| name | headscale-network |
| description | Deploy and manage a self-hosted Tailscale control server (Headscale) for zero-trust private networking and secure access to your stack. |
| metadata | {"openclaw":{"emoji":"🌐"}} |
Headscale Network
Headscale provides a self-hosted, open-source alternative to the Tailscale control server. This skill allows you to run your own private, encrypted mesh network without relying on external services or opening ports to the public internet.
Why use Headscale?
- Zero-Trust Access: Connect your devices securely without exposing services directly to the internet.
- Data Privacy: Keep all traffic internal and within your control.
- Seamless Integration: Use the standard Tailscale clients on Windows, macOS, Linux, iOS, and Android to connect to your custom Headscale server.

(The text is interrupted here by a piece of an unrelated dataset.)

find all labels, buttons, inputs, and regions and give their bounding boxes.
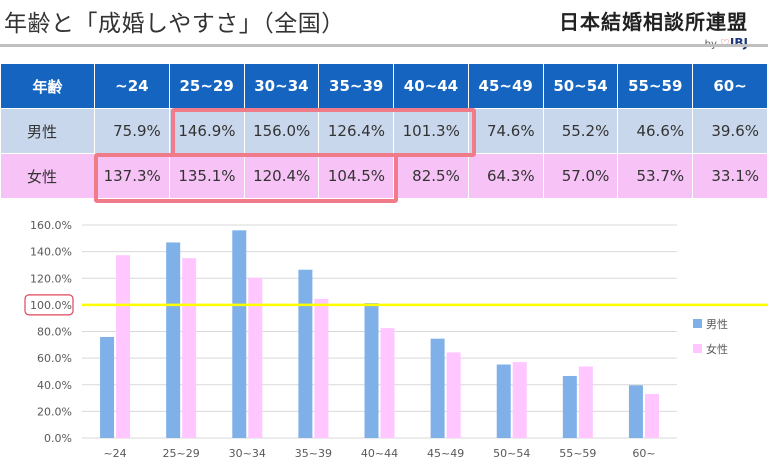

- Self-Hosted Control: Retain full ownership of your network routing and authentication policies.
Integration with OpenClaw
When using this skill with other services:
- Tailscale Nodes: Other services in your stack can connect to Headscale using the `tailscale` service container sidecars.
- Secure Proxies: You can route traffic to internal services securely.
- Admin Management: You can manage users and preauth keys from within the Headscale CLI or via a connected web UI.
Getting Started
To connect a Tailscale client to your self-hosted Headscale instance:
- Generate a preauth key or namespace on the Headscale server.
- Run your Tailscale client with the `--login-server` flag pointing to your OpenClaw Headscale URL (e.g., `tailscale up --login-server=https://headscale.yourdomain.com\`).
- Follow the authentication link provided to register your machine.